Hay una mujer en la soledad de las aguas del río. Parece que escucha el silencio de los peces. Una mujer joven. Bella y reluciente como una escultura maconde.2 Con los ojos colgados del cielo, hasta parece que espera algún misterio.
—¿Quién es ella?
Una mujer negra, tan negra como las esculturas de ébano. Negra pura, tatuada en el vientre, en los muslos, en los hombros. Desnuda, así, completa. Caderas. Cintura. Ombligo. Vientre. Pezones. Hombros. Todo a la vista.
—¿De dónde vino?
En el cielo de la villa la noticia corre como las ondas de la radio. En esta minúscula ciudad tranquila casi nada sucede, y todo es noticia.

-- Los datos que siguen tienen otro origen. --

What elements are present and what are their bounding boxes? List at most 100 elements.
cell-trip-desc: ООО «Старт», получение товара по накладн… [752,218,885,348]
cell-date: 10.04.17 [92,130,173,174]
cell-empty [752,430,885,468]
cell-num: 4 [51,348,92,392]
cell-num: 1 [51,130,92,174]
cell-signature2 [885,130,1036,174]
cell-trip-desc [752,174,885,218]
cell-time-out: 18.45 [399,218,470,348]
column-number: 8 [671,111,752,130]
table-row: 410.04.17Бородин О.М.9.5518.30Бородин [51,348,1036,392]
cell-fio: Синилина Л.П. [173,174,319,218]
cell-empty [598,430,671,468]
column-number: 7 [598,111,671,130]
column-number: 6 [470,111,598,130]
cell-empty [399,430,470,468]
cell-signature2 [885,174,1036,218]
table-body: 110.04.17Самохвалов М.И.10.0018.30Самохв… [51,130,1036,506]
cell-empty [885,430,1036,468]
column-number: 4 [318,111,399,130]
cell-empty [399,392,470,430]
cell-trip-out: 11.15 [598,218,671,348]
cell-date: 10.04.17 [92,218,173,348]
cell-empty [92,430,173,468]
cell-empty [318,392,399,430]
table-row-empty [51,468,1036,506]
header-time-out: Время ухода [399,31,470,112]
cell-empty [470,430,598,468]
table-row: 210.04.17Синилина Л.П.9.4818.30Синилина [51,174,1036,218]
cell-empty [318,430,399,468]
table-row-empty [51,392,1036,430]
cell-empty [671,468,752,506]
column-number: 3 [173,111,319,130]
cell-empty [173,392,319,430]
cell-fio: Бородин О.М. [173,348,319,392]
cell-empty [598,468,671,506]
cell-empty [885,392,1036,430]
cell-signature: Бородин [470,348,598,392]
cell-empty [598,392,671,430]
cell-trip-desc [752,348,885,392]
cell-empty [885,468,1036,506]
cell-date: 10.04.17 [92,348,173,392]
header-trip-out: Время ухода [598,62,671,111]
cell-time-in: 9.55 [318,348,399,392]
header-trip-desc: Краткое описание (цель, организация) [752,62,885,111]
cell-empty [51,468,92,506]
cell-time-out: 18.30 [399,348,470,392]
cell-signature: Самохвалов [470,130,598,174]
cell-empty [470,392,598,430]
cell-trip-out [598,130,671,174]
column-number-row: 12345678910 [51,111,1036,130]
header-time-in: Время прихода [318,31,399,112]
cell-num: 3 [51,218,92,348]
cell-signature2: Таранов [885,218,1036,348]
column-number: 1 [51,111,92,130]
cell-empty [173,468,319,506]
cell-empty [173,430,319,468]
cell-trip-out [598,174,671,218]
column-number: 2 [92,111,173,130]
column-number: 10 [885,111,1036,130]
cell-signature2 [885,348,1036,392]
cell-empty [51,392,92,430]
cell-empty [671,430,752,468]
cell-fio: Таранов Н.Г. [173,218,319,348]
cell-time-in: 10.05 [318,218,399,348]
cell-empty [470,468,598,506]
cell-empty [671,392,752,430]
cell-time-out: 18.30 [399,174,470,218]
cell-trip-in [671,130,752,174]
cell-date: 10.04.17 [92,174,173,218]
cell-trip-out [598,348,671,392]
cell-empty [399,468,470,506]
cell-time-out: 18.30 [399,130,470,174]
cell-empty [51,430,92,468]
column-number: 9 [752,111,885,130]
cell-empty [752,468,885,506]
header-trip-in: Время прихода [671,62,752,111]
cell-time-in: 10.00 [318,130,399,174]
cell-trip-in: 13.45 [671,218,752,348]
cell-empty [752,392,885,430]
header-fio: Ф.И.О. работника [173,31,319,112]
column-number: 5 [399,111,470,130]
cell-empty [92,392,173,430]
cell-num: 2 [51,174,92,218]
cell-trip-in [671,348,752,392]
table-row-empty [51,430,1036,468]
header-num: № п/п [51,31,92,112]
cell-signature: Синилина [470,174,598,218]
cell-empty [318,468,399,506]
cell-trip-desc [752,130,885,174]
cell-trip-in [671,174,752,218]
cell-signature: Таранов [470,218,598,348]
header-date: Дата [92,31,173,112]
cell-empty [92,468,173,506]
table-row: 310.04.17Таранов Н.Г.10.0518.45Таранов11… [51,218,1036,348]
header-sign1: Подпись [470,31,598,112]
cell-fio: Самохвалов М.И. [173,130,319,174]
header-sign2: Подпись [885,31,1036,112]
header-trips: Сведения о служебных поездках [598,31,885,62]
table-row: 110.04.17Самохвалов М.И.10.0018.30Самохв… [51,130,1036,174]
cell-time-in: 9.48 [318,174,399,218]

Se habla del extranjero que llegó y que partió. De la mujer del administrador que se embarazó y parió. Se habla de la lluvia que cayó y de las semillas que brotaron. Del marido que no cumplió con los deberes conyugales la noche pasada. Una mujer desnuda es noticia de primera plana. Y todos salen de sus rincones en procesión. Van a ver para creer.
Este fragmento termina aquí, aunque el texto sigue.